Auf TikTok haben plötzlich viele Menschen ihr Profilbild mit einem lilafarbenen Filter versehen – und dahinter steckt ein bedeutender Hintergrund.
Gewalt gegen Frauen in Südafrika erreicht dramatische Ausmaße
Der G20-Gipfel findet an diesem Wochenende in Südafrika statt – einem Land, in dem Frauen extrem unsicher leben und stark unterdrückt werden. Die Rate von Femiziden (Morden an Frauen aufgrund ihres Geschlechts) ist dort fünfmal höher als der globale Durchschnitt. Alle drei Stunden wird eine Frau getötet. Das sind erschütternde Zahlen.
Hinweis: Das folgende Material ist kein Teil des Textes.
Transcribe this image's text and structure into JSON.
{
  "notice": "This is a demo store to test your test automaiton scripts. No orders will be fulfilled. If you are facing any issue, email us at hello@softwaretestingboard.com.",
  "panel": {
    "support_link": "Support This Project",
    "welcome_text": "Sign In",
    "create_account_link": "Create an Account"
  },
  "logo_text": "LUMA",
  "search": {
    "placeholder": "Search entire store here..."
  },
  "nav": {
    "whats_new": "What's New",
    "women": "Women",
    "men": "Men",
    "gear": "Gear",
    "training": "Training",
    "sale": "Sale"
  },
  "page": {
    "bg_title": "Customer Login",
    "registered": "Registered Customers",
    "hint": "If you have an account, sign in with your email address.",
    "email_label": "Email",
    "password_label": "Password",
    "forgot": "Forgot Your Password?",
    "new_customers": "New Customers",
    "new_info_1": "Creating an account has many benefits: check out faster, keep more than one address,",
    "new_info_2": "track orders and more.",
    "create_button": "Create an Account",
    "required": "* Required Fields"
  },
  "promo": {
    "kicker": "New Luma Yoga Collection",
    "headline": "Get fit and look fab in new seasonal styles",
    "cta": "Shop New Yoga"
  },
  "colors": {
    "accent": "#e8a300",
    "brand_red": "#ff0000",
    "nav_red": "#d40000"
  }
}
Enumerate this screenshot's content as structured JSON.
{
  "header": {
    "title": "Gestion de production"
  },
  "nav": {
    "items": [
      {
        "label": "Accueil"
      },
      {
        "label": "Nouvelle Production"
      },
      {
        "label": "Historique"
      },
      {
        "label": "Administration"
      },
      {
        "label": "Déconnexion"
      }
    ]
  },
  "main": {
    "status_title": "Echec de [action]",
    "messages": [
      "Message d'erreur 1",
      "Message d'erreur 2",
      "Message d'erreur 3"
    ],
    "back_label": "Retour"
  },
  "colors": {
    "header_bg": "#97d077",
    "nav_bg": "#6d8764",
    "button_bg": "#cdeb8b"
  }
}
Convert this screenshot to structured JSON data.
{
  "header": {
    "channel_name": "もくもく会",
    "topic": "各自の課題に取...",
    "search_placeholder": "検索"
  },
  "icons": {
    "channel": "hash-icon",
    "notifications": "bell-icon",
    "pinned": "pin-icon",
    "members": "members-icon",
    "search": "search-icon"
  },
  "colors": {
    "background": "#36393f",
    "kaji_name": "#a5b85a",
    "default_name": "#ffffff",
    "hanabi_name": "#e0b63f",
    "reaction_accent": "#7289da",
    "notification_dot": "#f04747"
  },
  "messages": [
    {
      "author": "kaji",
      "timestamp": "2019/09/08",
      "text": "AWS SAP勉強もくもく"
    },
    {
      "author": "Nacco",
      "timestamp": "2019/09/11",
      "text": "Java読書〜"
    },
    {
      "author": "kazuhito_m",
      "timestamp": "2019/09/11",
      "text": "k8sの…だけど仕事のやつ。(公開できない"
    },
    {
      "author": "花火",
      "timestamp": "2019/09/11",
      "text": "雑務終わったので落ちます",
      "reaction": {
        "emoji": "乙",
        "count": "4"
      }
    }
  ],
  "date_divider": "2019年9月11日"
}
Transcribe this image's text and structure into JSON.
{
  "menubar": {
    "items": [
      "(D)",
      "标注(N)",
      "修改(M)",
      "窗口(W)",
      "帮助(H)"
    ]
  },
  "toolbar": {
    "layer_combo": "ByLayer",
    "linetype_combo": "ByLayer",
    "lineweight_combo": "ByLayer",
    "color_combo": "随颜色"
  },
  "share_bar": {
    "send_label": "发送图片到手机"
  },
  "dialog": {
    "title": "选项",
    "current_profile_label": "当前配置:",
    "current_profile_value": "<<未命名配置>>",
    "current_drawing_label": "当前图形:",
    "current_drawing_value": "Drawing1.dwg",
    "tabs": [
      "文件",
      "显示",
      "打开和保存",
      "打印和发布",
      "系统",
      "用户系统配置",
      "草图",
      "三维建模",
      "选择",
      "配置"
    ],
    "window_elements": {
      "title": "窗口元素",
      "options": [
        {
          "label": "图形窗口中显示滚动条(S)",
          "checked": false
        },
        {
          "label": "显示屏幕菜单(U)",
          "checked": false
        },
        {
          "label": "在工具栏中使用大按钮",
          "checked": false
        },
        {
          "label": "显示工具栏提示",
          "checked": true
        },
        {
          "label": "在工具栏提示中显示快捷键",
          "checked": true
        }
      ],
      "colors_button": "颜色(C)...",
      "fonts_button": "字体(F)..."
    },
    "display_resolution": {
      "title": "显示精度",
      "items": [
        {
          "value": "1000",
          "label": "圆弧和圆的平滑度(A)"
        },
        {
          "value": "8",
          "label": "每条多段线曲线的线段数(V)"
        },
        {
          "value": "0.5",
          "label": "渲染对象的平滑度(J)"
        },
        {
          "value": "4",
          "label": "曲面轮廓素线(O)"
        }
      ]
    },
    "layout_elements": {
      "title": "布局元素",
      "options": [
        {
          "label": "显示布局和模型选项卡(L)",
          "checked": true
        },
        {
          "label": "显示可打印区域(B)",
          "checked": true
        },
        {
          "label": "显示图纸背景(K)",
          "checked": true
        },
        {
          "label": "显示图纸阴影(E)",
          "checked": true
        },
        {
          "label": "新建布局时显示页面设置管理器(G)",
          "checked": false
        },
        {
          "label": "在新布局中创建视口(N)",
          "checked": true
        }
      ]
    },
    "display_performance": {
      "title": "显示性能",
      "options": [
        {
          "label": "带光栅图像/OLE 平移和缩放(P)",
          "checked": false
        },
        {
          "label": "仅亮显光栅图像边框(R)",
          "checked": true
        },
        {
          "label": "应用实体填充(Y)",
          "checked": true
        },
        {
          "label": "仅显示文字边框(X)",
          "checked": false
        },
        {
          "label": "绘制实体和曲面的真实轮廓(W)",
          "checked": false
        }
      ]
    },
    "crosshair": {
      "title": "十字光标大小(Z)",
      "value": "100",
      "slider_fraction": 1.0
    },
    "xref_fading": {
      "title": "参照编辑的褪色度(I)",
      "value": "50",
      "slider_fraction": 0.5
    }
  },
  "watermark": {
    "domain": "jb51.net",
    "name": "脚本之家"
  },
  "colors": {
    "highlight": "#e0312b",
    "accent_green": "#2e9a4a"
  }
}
Die Bewegung "Women for Change" kämpft für Sichtbarkeit
Doch es gibt eine Bewegung vor Ort, die genau das ändern möchte: Women for Change macht das Thema im Zuge des G20-Gipfels groß und will die weltweite Aufmerksamkeit nutzen, um auf die verheerende Lage aufmerksam zu machen. Wenn sich am 22. und 23. November die Politiker*innen der führenden Industrie- und Schwellenländer in Johannesburg treffen, soll die Welt hinschauen.
Der Protesttag #womenshutdown: Streiken, Schwarz tragen, Kaufstopp
Um die Dringlichkeit zu unterstreichen, sollen Frauen am heutigen Freitag (21. November) unter dem Motto #womenshutdown streiken und ihre Arbeit niederlegen – sowohl bezahlte als auch unbezahlte Care-Arbeit. Außerdem sollen sie an diesem Tag nichts kaufen, schwarze Kleidung tragen und sich um 12 Uhr für 15 Minuten ins Bett legen und einfach nichts tun.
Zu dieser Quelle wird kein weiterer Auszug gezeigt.